Salzman almost executes a beautiful technical trick. How do you write a story that contains the ineffable? Sister John is a poet, and Salzman intercuts lines of her poetry (typeset in italics) with the body text; I thought at first that he was going to use this device strictly as a means of representing her experiences -- the text would be in these two streams, one narrative and the other timeless -- but it turned out he used it more broadly.

[1] This idea, that experiences of the Divine are of no value if they can be traced to physical causes [2], didn't seem to be fully worked through. This undercuts Sister John's past, in a way she is terribly aware of, no matter what she decides.
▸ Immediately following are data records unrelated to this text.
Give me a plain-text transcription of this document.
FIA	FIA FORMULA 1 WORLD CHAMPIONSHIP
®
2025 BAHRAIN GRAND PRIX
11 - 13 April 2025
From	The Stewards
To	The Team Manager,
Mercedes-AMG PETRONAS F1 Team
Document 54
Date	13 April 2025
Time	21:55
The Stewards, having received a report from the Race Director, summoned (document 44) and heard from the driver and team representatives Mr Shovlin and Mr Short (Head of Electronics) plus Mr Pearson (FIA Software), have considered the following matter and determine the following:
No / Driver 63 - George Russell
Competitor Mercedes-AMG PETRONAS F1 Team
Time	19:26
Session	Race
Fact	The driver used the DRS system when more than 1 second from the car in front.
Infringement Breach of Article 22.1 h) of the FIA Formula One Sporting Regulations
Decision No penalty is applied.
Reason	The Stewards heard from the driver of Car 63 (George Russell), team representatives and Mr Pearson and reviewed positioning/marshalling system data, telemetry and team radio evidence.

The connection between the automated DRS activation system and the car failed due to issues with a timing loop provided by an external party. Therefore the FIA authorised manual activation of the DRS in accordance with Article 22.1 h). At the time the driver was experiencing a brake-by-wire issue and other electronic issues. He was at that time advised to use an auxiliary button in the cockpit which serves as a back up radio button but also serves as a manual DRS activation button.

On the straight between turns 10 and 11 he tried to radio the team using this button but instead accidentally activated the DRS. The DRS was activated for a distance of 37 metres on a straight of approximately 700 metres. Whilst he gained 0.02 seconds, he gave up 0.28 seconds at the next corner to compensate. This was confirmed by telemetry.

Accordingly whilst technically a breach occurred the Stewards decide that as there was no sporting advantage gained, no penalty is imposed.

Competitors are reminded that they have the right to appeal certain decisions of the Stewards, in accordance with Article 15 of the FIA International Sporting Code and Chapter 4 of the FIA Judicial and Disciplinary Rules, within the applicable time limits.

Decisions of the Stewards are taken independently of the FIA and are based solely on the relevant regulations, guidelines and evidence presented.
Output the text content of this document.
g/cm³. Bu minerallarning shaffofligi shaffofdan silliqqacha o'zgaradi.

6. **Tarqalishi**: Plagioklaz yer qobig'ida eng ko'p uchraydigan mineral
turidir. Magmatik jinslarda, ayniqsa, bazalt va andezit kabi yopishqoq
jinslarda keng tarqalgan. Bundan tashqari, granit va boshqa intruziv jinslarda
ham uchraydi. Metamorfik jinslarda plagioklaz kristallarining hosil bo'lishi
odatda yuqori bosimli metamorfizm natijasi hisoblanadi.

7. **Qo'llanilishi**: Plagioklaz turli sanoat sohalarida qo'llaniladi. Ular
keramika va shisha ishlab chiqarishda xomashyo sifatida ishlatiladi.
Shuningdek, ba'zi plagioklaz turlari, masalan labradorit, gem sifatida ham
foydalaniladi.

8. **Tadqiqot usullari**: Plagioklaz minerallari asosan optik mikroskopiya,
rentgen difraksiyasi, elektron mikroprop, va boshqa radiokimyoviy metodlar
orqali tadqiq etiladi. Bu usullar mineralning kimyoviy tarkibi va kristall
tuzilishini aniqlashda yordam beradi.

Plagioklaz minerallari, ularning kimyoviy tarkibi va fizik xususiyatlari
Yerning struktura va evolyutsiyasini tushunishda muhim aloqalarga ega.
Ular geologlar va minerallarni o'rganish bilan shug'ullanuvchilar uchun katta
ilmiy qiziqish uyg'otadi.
By the end she has very little concern for this, and I do suppose I see how she has come by this lack of concern, but it still seems very quick, in a book that knows very well how many years a change of heart can take. One could argue that Salzman has allowed a miracle.

[2] which I profoundly disagree with. If the mystical experiences of `approved' Christian contemplants are ever understood at the neurobiological level, are they to be discarded too? I don't see why "explaining away" ever has to follow from explanation.

Though from the nuns' point of view, I'm one who has already explained away everything, everywhere. I don't see the necessity of any of the religious interpretations or beliefs they attach to these experiences.

not again

Oct. 16th, 2001 07:56 pm
My disease had simmered down into a cough and stuffy nose yesterday, but this morning I woke up with sore throat and brain death. Arrarargh.
I wonder if it's travel knocking down my immune system, or a secondary infection.

So once again I didn't get a damn thing written. I haven't churned out any dissertation since, hmm, a week ago. This may be less because I'm sick and more because I hate this chapter and want it to die.